The Fórsa union, which represents directly employed Ryanair pilots based in the Republic of Ireland, confirmed the strike has been called off.

“Once the union has the ruling in writing, we will consider it in detail and consult with our legal team. Only then will Fórsa be in a position to consider its next steps,” Fórsa said.

Ryanair said a further five-day walkout among Portuguese cabin crew that started Aug. 21, was so far having little impact, with flights operating normally from the airline’s four Portuguese airports.

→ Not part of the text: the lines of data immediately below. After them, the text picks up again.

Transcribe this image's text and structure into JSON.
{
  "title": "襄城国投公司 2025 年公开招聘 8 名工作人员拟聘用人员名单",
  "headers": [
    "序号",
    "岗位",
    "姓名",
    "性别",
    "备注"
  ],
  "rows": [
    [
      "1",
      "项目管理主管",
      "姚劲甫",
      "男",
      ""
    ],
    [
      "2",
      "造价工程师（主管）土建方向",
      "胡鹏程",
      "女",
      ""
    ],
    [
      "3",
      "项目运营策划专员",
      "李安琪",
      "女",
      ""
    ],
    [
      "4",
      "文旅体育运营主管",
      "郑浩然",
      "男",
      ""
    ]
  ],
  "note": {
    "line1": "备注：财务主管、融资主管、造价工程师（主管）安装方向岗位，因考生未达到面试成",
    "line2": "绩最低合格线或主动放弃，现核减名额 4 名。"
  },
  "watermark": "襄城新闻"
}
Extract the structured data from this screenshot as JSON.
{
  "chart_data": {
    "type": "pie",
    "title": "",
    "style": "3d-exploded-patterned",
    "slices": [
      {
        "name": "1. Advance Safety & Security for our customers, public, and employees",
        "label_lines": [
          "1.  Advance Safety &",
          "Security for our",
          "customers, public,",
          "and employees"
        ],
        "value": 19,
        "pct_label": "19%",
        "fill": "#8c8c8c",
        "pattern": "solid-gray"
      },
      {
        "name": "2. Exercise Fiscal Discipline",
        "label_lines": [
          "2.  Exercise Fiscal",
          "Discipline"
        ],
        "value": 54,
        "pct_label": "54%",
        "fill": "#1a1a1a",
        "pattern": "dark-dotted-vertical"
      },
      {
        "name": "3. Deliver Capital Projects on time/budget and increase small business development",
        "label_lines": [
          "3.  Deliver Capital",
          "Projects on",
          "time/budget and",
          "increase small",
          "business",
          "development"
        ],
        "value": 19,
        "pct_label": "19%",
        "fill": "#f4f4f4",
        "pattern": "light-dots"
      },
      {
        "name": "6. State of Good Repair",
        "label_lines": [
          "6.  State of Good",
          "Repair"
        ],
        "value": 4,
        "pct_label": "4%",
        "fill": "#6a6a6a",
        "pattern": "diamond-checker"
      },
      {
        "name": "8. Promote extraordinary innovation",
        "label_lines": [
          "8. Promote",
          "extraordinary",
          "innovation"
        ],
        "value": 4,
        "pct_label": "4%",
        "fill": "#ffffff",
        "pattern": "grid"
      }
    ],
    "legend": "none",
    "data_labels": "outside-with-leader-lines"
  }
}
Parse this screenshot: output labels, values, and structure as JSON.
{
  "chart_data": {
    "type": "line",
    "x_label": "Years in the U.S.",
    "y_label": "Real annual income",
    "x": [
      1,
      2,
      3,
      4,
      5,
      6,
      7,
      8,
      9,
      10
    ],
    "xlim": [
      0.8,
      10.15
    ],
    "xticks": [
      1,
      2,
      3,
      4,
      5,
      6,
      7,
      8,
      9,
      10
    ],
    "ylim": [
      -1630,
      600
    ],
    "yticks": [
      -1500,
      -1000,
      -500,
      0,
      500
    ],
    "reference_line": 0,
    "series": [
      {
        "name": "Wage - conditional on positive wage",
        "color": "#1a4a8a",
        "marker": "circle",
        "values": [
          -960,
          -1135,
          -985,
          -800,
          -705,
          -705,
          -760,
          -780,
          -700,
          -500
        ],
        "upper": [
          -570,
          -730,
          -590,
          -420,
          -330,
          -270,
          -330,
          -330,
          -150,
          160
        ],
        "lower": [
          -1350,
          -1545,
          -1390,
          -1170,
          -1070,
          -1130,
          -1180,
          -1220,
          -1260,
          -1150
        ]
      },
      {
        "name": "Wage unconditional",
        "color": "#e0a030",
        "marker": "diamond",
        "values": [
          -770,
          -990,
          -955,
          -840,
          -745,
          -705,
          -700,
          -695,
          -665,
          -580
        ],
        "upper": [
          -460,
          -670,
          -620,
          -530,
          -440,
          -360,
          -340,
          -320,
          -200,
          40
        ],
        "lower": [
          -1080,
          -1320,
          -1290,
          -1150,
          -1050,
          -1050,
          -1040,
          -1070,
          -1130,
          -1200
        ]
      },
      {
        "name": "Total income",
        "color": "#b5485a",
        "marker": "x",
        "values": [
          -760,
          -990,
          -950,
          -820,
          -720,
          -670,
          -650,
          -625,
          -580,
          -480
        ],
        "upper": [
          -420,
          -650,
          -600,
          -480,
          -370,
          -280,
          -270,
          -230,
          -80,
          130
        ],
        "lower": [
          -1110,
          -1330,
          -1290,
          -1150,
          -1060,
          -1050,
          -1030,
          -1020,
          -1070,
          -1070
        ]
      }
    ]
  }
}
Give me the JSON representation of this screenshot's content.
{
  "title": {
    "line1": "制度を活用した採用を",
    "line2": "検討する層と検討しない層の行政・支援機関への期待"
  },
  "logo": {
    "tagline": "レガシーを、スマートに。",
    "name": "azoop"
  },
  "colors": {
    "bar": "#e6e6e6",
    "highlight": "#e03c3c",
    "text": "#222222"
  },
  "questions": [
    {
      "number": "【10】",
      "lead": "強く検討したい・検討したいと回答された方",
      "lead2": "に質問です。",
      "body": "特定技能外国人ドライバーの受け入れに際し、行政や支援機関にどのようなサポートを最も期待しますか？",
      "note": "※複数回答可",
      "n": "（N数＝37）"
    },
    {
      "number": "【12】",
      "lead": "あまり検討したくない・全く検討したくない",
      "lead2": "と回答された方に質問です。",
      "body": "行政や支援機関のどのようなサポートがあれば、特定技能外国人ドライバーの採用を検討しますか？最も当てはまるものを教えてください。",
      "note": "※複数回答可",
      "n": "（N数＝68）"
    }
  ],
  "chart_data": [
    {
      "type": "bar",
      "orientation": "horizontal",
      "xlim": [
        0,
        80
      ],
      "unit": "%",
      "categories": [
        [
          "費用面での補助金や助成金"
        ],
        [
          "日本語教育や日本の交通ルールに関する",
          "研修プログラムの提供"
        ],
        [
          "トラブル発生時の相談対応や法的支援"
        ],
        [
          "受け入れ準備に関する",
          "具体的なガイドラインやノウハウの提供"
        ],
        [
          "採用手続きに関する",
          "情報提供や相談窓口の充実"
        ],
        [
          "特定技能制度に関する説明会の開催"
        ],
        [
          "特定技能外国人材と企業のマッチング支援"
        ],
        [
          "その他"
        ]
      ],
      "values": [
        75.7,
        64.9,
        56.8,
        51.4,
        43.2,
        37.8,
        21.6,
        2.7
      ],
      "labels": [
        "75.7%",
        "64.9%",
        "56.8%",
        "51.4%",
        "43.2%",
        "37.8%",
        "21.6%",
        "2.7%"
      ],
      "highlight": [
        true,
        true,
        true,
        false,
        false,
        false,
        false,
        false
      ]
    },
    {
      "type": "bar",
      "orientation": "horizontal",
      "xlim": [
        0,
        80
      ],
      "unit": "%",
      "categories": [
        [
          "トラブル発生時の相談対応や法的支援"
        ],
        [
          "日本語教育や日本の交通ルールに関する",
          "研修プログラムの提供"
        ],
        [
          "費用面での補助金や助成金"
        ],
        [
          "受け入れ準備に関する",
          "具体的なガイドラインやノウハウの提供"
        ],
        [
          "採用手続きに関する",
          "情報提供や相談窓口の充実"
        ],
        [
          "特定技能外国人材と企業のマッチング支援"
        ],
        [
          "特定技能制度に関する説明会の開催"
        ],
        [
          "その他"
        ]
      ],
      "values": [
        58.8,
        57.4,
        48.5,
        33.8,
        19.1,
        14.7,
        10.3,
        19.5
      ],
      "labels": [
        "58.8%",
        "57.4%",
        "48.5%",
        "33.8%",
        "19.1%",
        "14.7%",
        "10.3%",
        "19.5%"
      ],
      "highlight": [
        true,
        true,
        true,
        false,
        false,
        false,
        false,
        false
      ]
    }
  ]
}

“All first-wave flights from Portugal departed as scheduled this morning, and we do not expect any significant disruptions to our flights to/from Portugal today,” the LCC said. “Ryanair calls on the SNPVAC Union to cancel these unnecessary strikes and return to negotiations, as these strikes are not supported by the vast majority of Ryanair’s cabin crews in Portugal.”

Meanwhile, Spanish cabin crew, represented by the USO and Sitcpla unions, are protesting Ryanair’s Tenerife and Gran Canaria base closures and a lack of clarity over plans for Girona.

On Aug. 20, USO said over seven hours of arbitration talks through mediation service SIMA ended without agreement. The Spanish union is therefore planning 10 days of strike action across Ryanair’s 13 Spanish bases, with walkouts planned for Sept. 1-2, 6-8, 13, 15, 20, 22, 27 and 29. USO Ryanair secretary Jairo Gonzalo said the union is open to further mediated meetings ahead of the strike, so Ryanair can provide “concrete data” on the closures, including how many staff will be affected.

Ryanair recently announced plans to close bases because of the Boeing 737 MAX grounding, which has impacted the carrier’s growth plans.

The airline now expects to take delivery of 30 MAXs “at best” by the end of May 2020, instead of the 58 it originally expected.